Professional ratings
Review scores
| Source | Rating |
| AllMusic | Star Half star |
| Robert Christgau | (3-star Honorable Mention) |
| Entertainment Weekly | B+ |
| The Guardian | Star |
| HipHopDX | Star |
| Okayplayer | Star |
| Pitchfork | (5.6/10) |
| RapReviews | (7/10) |
| Rolling Stone | Star Half star |
| USA Today | Star Half star |

==Impact==
Due to the success of "Tell Me When to Go" and hyphy-themed songs on radio and MTV, the East Bay Express and Oakland Tribune speculated that My Ghetto Report Card would become E-40's mainstream breakout album. By May 2006, Jim Harrington of the Oakland Tribune observed that a concert sponsored by local radio station Wild 94.9 "crowned E-40 as the new king of hip-hop." Writing for the Oakland-based East Bay Express, Rachel Swan listed the album among the best of 2006 and called it "the most elegant in a spate of hyphy albums released this year."

==Track listing==

- Sample credits
- "Yay Area" contains a sample of "Rebirth of Slick (Cool Like Dat)" as performed by Digable Planets.
- "Tell Me When to Go" contains a sample of "Dumb Girl" as performed by Run-DMC.
- "White Gurl" contains a sample of "A Fly Girl" as performed by Boogie Boys.
- "She Say She Loves Me" contains a sample of "Diamonds & Wood" as performed by UGK.

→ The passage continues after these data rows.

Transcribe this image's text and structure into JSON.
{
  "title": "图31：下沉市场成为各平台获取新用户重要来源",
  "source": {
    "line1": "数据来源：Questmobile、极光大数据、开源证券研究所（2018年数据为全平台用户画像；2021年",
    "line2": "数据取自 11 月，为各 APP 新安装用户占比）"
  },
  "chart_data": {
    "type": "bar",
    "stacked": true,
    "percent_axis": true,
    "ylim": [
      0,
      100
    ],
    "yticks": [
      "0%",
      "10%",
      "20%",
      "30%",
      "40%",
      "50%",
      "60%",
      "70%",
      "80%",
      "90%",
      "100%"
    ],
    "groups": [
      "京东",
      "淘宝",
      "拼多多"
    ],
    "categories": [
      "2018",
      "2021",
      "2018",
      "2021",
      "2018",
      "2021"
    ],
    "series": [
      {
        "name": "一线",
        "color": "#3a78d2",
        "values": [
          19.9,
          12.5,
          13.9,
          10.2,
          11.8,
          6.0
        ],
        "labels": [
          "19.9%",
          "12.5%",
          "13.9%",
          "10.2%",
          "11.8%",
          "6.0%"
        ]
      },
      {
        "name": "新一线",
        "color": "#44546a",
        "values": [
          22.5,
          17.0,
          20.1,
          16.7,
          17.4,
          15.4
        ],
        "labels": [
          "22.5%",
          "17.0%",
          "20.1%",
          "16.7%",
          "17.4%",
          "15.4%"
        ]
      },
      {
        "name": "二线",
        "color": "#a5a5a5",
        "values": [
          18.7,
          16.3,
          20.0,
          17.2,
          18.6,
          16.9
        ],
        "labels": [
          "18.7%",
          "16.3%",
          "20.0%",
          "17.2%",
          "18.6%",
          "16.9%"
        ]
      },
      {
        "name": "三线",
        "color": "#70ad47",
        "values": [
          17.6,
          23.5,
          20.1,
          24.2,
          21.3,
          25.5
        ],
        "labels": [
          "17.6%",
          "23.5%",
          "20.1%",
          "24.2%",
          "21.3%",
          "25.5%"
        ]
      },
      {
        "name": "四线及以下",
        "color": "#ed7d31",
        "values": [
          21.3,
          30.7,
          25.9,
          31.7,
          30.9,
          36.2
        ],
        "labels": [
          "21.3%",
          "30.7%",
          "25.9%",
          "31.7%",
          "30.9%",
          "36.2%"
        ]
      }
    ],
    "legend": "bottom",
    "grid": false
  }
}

| No. | Title | Writer(s) | Producer(s) | Length |
|---|---|---|---|---|
| 1. | "Yay Area" | Earl Stevens; Ricardo Thomas; Ishmael Butler; Thomas Jackson; Mary Ann Vieira; | Rick Rock | 3:48 |
| 2. | "Tell Me When to Go" (featuring Keak da Sneak) | Stevens; Charles Williams; Jonathan Smith; Darryl McDaniels; Russell Simmons; Joseph Simmons; | Lil Jon | 4:01 |
| 3. | "Muscle Cars" (featuring Keak da Sneak and Turf Talk) | Demar Bernstein; Smith; Stevens; Williams; | Lil Jon | 4:02 |
| 4. | "Go Hard or Go Home" (featuring The Federation) | Anthony Caldwell; Jackson; Marvin Selmon; Stevens; Thomas; | Rick Rock | 3:53 |
| 5. | "Gouda" (featuring B-Legit and Stressmatic) | Jackson; Brandt Jones; Stevens; Thomas; | Rick Rock | 5:03 |
| 6. | "Sick wid It II" (featuring Turf Talk) | Bernstein; Stevens; Earl Stevens, Jr.; | Droop-E | 3:28 |
| 7. | "JB Stomp Down (skit)" |  |  | 0:19 |
| 8. | "They Might Be Taping" | Stevens; Thomas; | Rick Rock | 3:55 |
| 9. | "Do Ya Head Like This" | Stevens; Thomas; | Rick Rock | 4:45 |
| 10. | "Block Boi" (featuring Miko and Stressmatic) | Jackson; Stevens; Marvin Whitemon; Miko Your; | Studio Ton | 3:46 |
| 11. | "White Gurl" (featuring UGK and Juelz Santana) | Chad Butler; Gary Cooper; Bernard Freeman; LaRon James; Joseph Malloy; Rudy Sheriff; Smith; Stevens; William Stroman; | Lil Jon | 4:23 |
| 12. | "GetTheFuckOn.com Pt. 1 (skit)" |  |  | 1:16 |
| 13. | "U and Dat" (featuring T-Pain and Kandi Girl) | Alphonzo Bailey; Kandi "Kandi Girl" Burruss; Faheem Najm; Smith; Stevens; | Lil Jon | 3:22 |
| 14. | "I'm Da Man" (featuring Mike Jones and Al Kapone) | Bailey; LaMarquis Jefferson; Micheal Jones; Craig Love; Smith; Stevens; | Lil Jon | 4:07 |
| 15. | "Yee" (featuring Too $hort and Budda) | Brandon Medlock; Todd Shaw; Smith; Stevens; | Lil Jon | 4:33 |
| 16. | "GetTheFuckOn.com Pt. 2 (skit)" |  |  | 1:05 |
| 17. | "Just Fuckin'" (featuring Bosko) | Stevens; Bosko Kante; | Bosko | 4:15 |
| 18. | "Gimme Head" (featuring Al Kapone and Bosko) | Bailey; Kante; Love; James Phillips; Smith; Stevens; | Lil Jon | 6:01 |
| 19. | "She Say She Loves Me" (featuring 8Ball and Bun B) | Butler; George Clinton; William Collins; Cooper; Freeman; Jefferson; Love; Garry Shider; Smith; Premro "8Ball" Smith; Stevens; | Lil Jon | 5:18 |
| 20. | "Happy to Be Here" (featuring D.D. Artis) | Kante; Stevens; D.D. Artis; | Bosko | 3:29 |

==Charts==

===Weekly charts===

| Chart (2006) | Peak position |
|---|---|
| US Billboard 200 | 3 |
| US Top R&B/Hip-Hop Albums (Billboard) | 1 |
| US Top Rap Albums (Billboard) | 1 |

===Year-end charts===

| Chart (2006) | Position |
|---|---|
| US Billboard 200 | 141 |
| US Top R&B/Hip-Hop Albums (Billboard) | 45 |

==Certifications==

| Region | Certification | Certified units/sales |
| United States (RIAA) | Platinum | 1,000,000^{‡} |
^{‡} Sales+streaming figures based on certification alone.